Key-Value and Document
• The advantage of opacity is that we can store
whatever we like in the aggregate.
• The database may impose some size limit, but
we have freedom
• A document store imposes limits on what we
can place in it, defining a structure on the
data.
Key-Value and Document
• With a key-value we can only access by its key
• With document:
– We can submit queries based on fields,
– We can retrieve part of the aggregate, and
– The database can create index based on the fields
of the aggregate.
• But in practice they are used differently
Key-Value and Document
• In practice, the line between key-value and
document gets a bit blurry.
• An ID field is put in a document database to do a
key-value style lookup
• With key-value databases we expect aggregates
using a key
• With document databases, we mostly expect to
submit some form of query on the internal
structure of the documents.
Column-Family Stores
• One of the most influential NoSQL databases
was Google’s BigTable [Chang et al.]
• Its name derives from its structure composed
by sparse columns and no schema.
• We don’t have to think of this structure as a
table, but to a two-level map.
Column-Family Stores
• These BigTable-style data model are referred
to as column stores.
• Pre-NoSQL column stores like C-Store used
SQL and the relational model.
• What make NoSQL columns store different is
how physically they store data.
• Most databases has rows as unit of storage,
which helps in writing performances
Column-Family Stores
• However, there are many scenarios where:
– Write are rares, but
– You need to read a few columns of many rows at
once
• In this situations, it’s better to store groups of
columns for all rows as the basic storage unit.
• These kind of databases are called column
stores or column-family databases
Column-Family Stores
• Column-family databases have a two-level aggregate
structure.
• Similarly to key-value the first key is the row
identifier.
• The difference is that retrieving a key return a Map
of more detailed values.
• These second-level values are defined to as columns.
• Fixing a row we can access to all the column-families
or to a particular element.
Example of Column Model
Column-Family Stores
• They organize their columns into families.

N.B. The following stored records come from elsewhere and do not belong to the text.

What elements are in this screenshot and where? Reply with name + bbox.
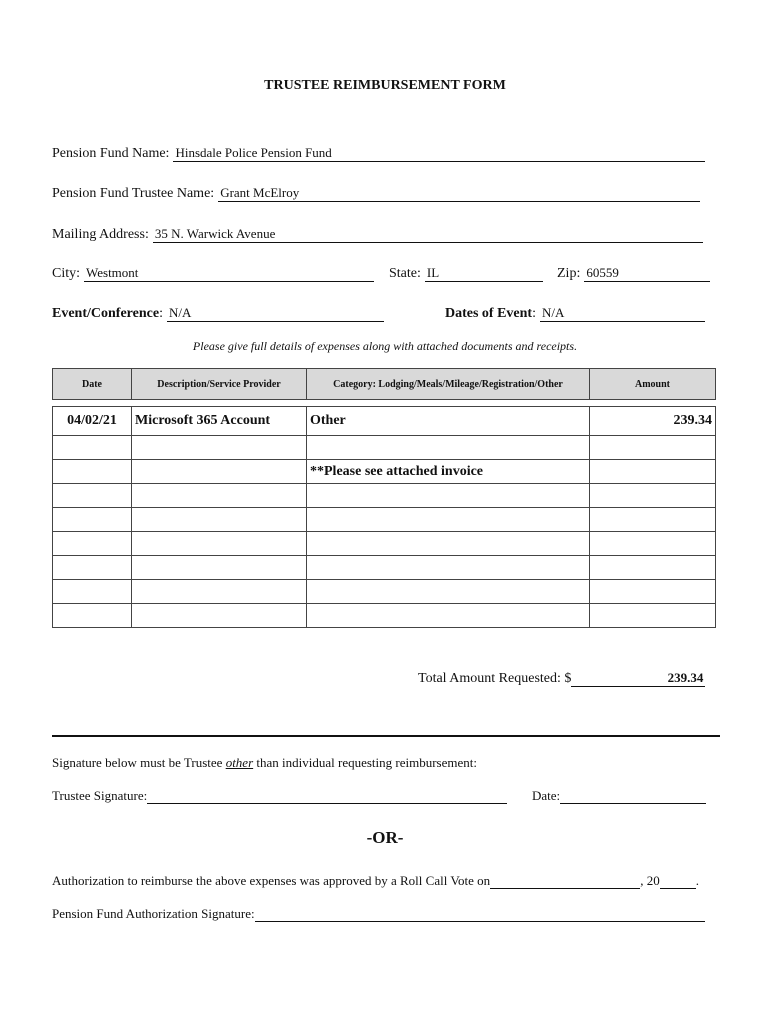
state-field[interactable]: IL xyxy=(425,265,543,282)
row-description-cell[interactable] xyxy=(132,436,307,460)
header-amount: Amount xyxy=(590,369,716,400)
row-amount-cell[interactable] xyxy=(590,604,716,628)
row-description-cell[interactable] xyxy=(132,508,307,532)
table-row xyxy=(53,436,716,460)
fund-name-field[interactable]: Hinsdale Police Pension Fund xyxy=(173,145,705,162)
row-date-cell[interactable] xyxy=(53,532,132,556)
row-amount-cell[interactable] xyxy=(590,508,716,532)
trustee-name-row xyxy=(52,185,700,202)
authorization-period: . xyxy=(695,873,699,888)
row-amount-cell[interactable] xyxy=(590,580,716,604)
row-category-cell[interactable] xyxy=(307,604,590,628)
row-category-cell[interactable] xyxy=(307,580,590,604)
event-field[interactable]: N/A xyxy=(167,305,384,322)
city-row xyxy=(52,265,374,282)
row-category-cell[interactable] xyxy=(307,556,590,580)
section-divider xyxy=(52,735,720,737)
row-category-cell[interactable] xyxy=(307,484,590,508)
row-date-cell[interactable] xyxy=(53,604,132,628)
table-row xyxy=(53,556,716,580)
signature-notice xyxy=(52,755,477,771)
city-label: City: xyxy=(52,266,81,281)
row-date-cell[interactable] xyxy=(53,484,132,508)
signature-date-row xyxy=(532,788,706,804)
signature-date-label: Date: xyxy=(532,788,561,803)
row-description-cell[interactable] xyxy=(132,556,307,580)
row-date-cell[interactable] xyxy=(53,460,132,484)
dates-field[interactable]: N/A xyxy=(540,305,705,322)
table-row xyxy=(53,604,716,628)
total-label: Total Amount Requested: $ xyxy=(418,671,572,686)
notice-emphasis: other xyxy=(225,755,254,770)
table-row xyxy=(53,508,716,532)
total-row xyxy=(418,670,705,687)
event-row: Event/Conference : N/A xyxy=(52,305,384,322)
signature-date-field[interactable] xyxy=(560,789,706,804)
notice-text-end: than individual requesting reimbursement: xyxy=(253,755,477,770)
row-description-cell[interactable] xyxy=(132,580,307,604)
authorization-row xyxy=(52,873,699,889)
table-row xyxy=(53,460,716,484)
roll-call-date-field[interactable] xyxy=(490,874,640,889)
zip-row xyxy=(557,265,710,282)
row-amount-cell[interactable] xyxy=(590,436,716,460)
row-description-cell[interactable] xyxy=(132,484,307,508)
address-row xyxy=(52,226,703,243)
row-category-cell[interactable] xyxy=(307,436,590,460)
row-category-cell[interactable] xyxy=(307,532,590,556)
zip-field[interactable]: 60559 xyxy=(584,265,710,282)
row-date-cell[interactable] xyxy=(53,556,132,580)
total-amount-field[interactable]: 239.34 xyxy=(571,670,705,687)
header-category: Category: Lodging/Meals/Mileage/Registration/Other xyxy=(307,369,590,400)
dates-label: Dates of Event xyxy=(445,306,533,321)
row-amount-cell[interactable] xyxy=(590,556,716,580)
trustee-signature-field[interactable] xyxy=(147,789,507,804)
city-field[interactable]: Westmont xyxy=(84,265,374,282)
trustee-name-field[interactable]: Grant McElroy xyxy=(218,185,700,202)
authorization-signature-row xyxy=(52,906,705,922)
header-date: Date xyxy=(53,369,132,400)
row-amount-cell[interactable] xyxy=(590,460,716,484)
trustee-name-label: Pension Fund Trustee Name: xyxy=(52,186,215,201)
trustee-signature-label: Trustee Signature: xyxy=(52,788,148,803)
row-category-cell[interactable] xyxy=(307,508,590,532)
event-label: Event/Conference xyxy=(52,306,160,321)
dates-row: Dates of Event : N/A xyxy=(445,305,705,322)
row-category-cell[interactable]: Other xyxy=(307,407,590,436)
roll-call-year-field[interactable] xyxy=(660,874,696,889)
table-row xyxy=(53,484,716,508)
trustee-signature-row xyxy=(52,788,507,804)
instructions-text: Please give full details of expenses along with attached documents and receipts. xyxy=(192,339,578,353)
authorization-signature-label: Pension Fund Authorization Signature: xyxy=(52,906,255,921)
address-field[interactable]: 35 N. Warwick Avenue xyxy=(153,226,703,243)
table-row xyxy=(53,580,716,604)
row-date-cell[interactable] xyxy=(53,508,132,532)
table-row xyxy=(53,532,716,556)
form-title: TRUSTEE REIMBURSEMENT FORM xyxy=(264,78,506,93)
row-date-cell[interactable] xyxy=(53,436,132,460)
zip-label: Zip: xyxy=(557,266,581,281)
state-label: State: xyxy=(389,266,421,281)
row-description-cell[interactable] xyxy=(132,460,307,484)
row-description-cell[interactable]: Microsoft 365 Account xyxy=(132,407,307,436)
row-description-cell[interactable] xyxy=(132,532,307,556)
expense-table xyxy=(52,368,716,628)
table-header-row xyxy=(53,369,716,400)
row-amount-cell[interactable] xyxy=(590,484,716,508)
notice-text-start: Signature below must be Trustee xyxy=(52,755,226,770)
row-description-cell[interactable] xyxy=(132,604,307,628)
authorization-year-prefix: , 20 xyxy=(640,873,660,888)
row-amount-cell[interactable] xyxy=(590,532,716,556)
authorization-text: Authorization to reimburse the above expenses was approved by a Roll Call Vote on xyxy=(52,873,491,888)
table-row xyxy=(53,407,716,436)
row-category-cell[interactable]: **Please see attached invoice xyxy=(307,460,590,484)
fund-name-label: Pension Fund Name: xyxy=(52,146,170,161)
authorization-signature-field[interactable] xyxy=(255,907,705,922)
address-label: Mailing Address: xyxy=(52,227,149,242)
row-date-cell[interactable] xyxy=(53,580,132,604)
fund-name-row xyxy=(52,145,705,162)
row-amount-cell[interactable]: 239.34 xyxy=(590,407,716,436)
header-description: Description/Service Provider xyxy=(132,369,307,400)
or-divider: -OR- xyxy=(366,828,404,847)
state-row xyxy=(389,265,543,282)
row-date-cell[interactable]: 04/02/21 xyxy=(53,407,132,436)
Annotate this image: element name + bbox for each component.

• Each column is a part of a family, and column
family acts as unit of access.
• Then the data for a particular column family
are accessed together.
Column-Family Stores:
How to structure data
• In row-oriented:
– each row is an aggregate (For example the customer
with id 456),
– with column families representing useful chunks of
data (profile, order history) within that aggregate
• In column-oriented:
– each column family defines a record type (e.g.

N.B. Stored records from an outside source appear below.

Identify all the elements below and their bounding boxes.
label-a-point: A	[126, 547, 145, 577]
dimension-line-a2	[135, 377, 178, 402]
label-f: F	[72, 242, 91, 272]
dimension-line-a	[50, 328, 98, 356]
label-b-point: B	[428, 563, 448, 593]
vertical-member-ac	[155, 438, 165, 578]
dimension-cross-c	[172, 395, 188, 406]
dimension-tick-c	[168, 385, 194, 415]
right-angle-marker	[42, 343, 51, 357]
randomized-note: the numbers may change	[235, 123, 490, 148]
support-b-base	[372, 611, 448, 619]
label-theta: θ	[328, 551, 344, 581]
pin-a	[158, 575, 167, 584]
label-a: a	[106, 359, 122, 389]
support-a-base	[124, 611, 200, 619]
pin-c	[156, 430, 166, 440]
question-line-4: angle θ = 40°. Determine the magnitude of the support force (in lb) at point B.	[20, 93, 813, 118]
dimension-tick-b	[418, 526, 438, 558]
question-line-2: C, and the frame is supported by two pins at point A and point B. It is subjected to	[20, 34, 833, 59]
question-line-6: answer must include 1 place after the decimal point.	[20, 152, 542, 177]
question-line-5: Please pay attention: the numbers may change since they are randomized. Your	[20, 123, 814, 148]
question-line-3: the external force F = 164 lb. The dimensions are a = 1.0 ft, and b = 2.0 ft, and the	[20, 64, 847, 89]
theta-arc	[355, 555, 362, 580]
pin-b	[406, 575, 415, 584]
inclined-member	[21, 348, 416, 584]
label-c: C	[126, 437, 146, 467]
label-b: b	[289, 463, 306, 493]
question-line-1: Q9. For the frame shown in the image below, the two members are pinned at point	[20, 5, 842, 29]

customer profiles) with rows for each of the records.
– You can think of a row as the join of records in all
columnfamilies
Key Points
• An aggregate is a collection of data that we interact with as
a unit.
• Aggregates form the boundaries for ACID operations with
the database
• Key-value, document, and column-family databases can all
be seen as forms of aggregate-oriented database
• Aggregates make it easier for the database to manage data
storage over clusters
• Aggregate-oriented databases work best when most data
interaction is done with the same aggregate
• Aggregate-ignorant databases are better when interactions
use data organized in many different formations